Le vote numérique, entre danger et opportunité démocratique
Une société numérisée, c’est l’avenir vers lequel on tend. Les paiements, les impôts, l’administration, les télécommunications, la presse…: tous adoptent des dispositifs numériques innovants. La question du vote émerge de cette transition sociétale.
Le vote numérique, entre danger et opportunité démocratique
« Voter est un droit, c’est aussi un devoir civique », une inscription que l’on retrouve sur nos cartes électorales. Néanmoins, l’abstention ne fait qu’augmenter ces dernières années.
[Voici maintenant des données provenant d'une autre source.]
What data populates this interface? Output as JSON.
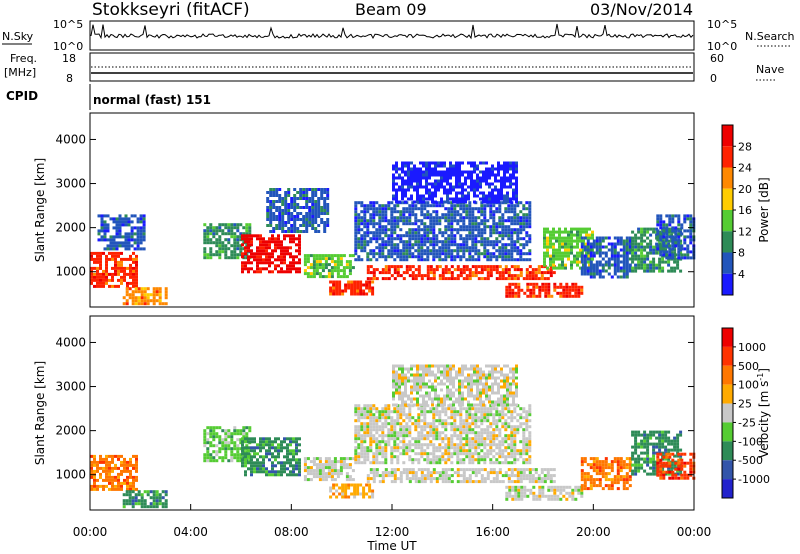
{
  "header": {
    "station": "Stokkseyri (fitACF)",
    "beam": "Beam 09",
    "date": "03/Nov/2014"
  },
  "status_panels": {
    "nsky_label": "N.Sky",
    "nsky_ticks": [
      "10^5",
      "10^0"
    ],
    "nsearch_label": "N.Search",
    "nsearch_ticks": [
      "10^5",
      "10^0"
    ],
    "freq_label_top": "Freq.",
    "freq_label_unit": "[MHz]",
    "freq_ticks": [
      "18",
      "8"
    ],
    "nave_label": "Nave",
    "nave_ticks": [
      "60",
      "0"
    ],
    "cpid_label": "CPID",
    "cpid_value": "normal (fast) 151"
  },
  "chart_data": [
    {
      "type": "heatmap",
      "name": "power",
      "ylabel": "Slant Range [km]",
      "yticks": [
        "1000",
        "2000",
        "3000",
        "4000"
      ],
      "ylim": [
        200,
        4600
      ],
      "xlim": [
        0,
        24
      ],
      "colorbar_title": "Power [dB]",
      "colorbar_ticks": [
        "4",
        "8",
        "12",
        "16",
        "20",
        "24",
        "28"
      ],
      "colorbar_colors": [
        "#1a1aff",
        "#2255bb",
        "#2e8b57",
        "#55cc33",
        "#ffcc00",
        "#ff8800",
        "#ff2200",
        "#ee0000"
      ],
      "regions": [
        {
          "t0": 0.0,
          "t1": 1.9,
          "r0": 700,
          "r1": 1450,
          "level": 6
        },
        {
          "t0": 0.3,
          "t1": 2.2,
          "r0": 1500,
          "r1": 2300,
          "level": 1
        },
        {
          "t0": 1.3,
          "t1": 3.0,
          "r0": 300,
          "r1": 650,
          "level": 5
        },
        {
          "t0": 4.5,
          "t1": 6.3,
          "r0": 1300,
          "r1": 2100,
          "level": 2
        },
        {
          "t0": 6.0,
          "t1": 8.3,
          "r0": 1000,
          "r1": 1850,
          "level": 7
        },
        {
          "t0": 7.0,
          "t1": 9.5,
          "r0": 1900,
          "r1": 2900,
          "level": 1
        },
        {
          "t0": 8.5,
          "t1": 10.5,
          "r0": 900,
          "r1": 1400,
          "level": 3
        },
        {
          "t0": 9.5,
          "t1": 11.2,
          "r0": 500,
          "r1": 800,
          "level": 6
        },
        {
          "t0": 10.5,
          "t1": 17.5,
          "r0": 1300,
          "r1": 2600,
          "level": 1
        },
        {
          "t0": 11.0,
          "t1": 18.5,
          "r0": 850,
          "r1": 1150,
          "level": 6
        },
        {
          "t0": 12.0,
          "t1": 17.0,
          "r0": 2600,
          "r1": 3500,
          "level": 0
        },
        {
          "t0": 16.5,
          "t1": 19.5,
          "r0": 450,
          "r1": 750,
          "level": 6
        },
        {
          "t0": 18.0,
          "t1": 20.0,
          "r0": 1100,
          "r1": 2000,
          "level": 3
        },
        {
          "t0": 19.5,
          "t1": 21.5,
          "r0": 900,
          "r1": 1800,
          "level": 1
        },
        {
          "t0": 21.5,
          "t1": 23.5,
          "r0": 1000,
          "r1": 2000,
          "level": 2
        },
        {
          "t0": 22.5,
          "t1": 24.0,
          "r0": 1300,
          "r1": 2300,
          "level": 1
        }
      ]
    },
    {
      "type": "heatmap",
      "name": "velocity",
      "ylabel": "Slant Range [km]",
      "yticks": [
        "1000",
        "2000",
        "3000",
        "4000"
      ],
      "ylim": [
        200,
        4600
      ],
      "xlim": [
        0,
        24
      ],
      "xticks": [
        "00:00",
        "04:00",
        "08:00",
        "12:00",
        "16:00",
        "20:00",
        "00:00"
      ],
      "xlabel": "Time UT",
      "colorbar_title": "Velocity [m s",
      "colorbar_title_sup": "-1",
      "colorbar_title_end": "]",
      "colorbar_ticks": [
        "1000",
        "500",
        "100",
        "25",
        "-25",
        "-100",
        "-500",
        "-1000"
      ],
      "colorbar_colors": [
        "#2222cc",
        "#3355aa",
        "#2e8b57",
        "#55cc33",
        "#c8c8c8",
        "#ffaa00",
        "#ff7700",
        "#ff3300",
        "#ee0000"
      ],
      "regions": [
        {
          "t0": 0.0,
          "t1": 1.9,
          "r0": 700,
          "r1": 1450,
          "level": 6
        },
        {
          "t0": 1.3,
          "t1": 3.0,
          "r0": 300,
          "r1": 650,
          "level": 2
        },
        {
          "t0": 4.5,
          "t1": 6.3,
          "r0": 1300,
          "r1": 2100,
          "level": 3
        },
        {
          "t0": 6.0,
          "t1": 8.3,
          "r0": 1000,
          "r1": 1850,
          "level": 2
        },
        {
          "t0": 8.5,
          "t1": 10.5,
          "r0": 900,
          "r1": 1400,
          "level": 4
        },
        {
          "t0": 9.5,
          "t1": 11.2,
          "r0": 500,
          "r1": 800,
          "level": 5
        },
        {
          "t0": 10.5,
          "t1": 17.5,
          "r0": 1300,
          "r1": 2600,
          "level": 4
        },
        {
          "t0": 11.0,
          "t1": 18.5,
          "r0": 850,
          "r1": 1150,
          "level": 4
        },
        {
          "t0": 12.0,
          "t1": 17.0,
          "r0": 2600,
          "r1": 3500,
          "level": 4
        },
        {
          "t0": 16.5,
          "t1": 19.5,
          "r0": 450,
          "r1": 750,
          "level": 4
        },
        {
          "t0": 19.5,
          "t1": 21.5,
          "r0": 700,
          "r1": 1400,
          "level": 6
        },
        {
          "t0": 21.5,
          "t1": 23.5,
          "r0": 1000,
          "r1": 2000,
          "level": 2
        },
        {
          "t0": 22.5,
          "t1": 24.0,
          "r0": 900,
          "r1": 1500,
          "level": 7
        }
      ]
    }
  ]
}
Et même les élections les plus mobilisatrices sont touchées : d’après les chiffres du ministère de l’Intérieur, lors des élections présidentielles de 2017, le taux d’abstention a atteint 25 % au second tour, du jamais-vu depuis 1969. Pourtant le vote existe partout : à l’école, en entreprise, en assemblée générale dans les copropriétés… C’est un moyen à notre disposition pour nous exprimer et revendiquer nos droits de citoyen.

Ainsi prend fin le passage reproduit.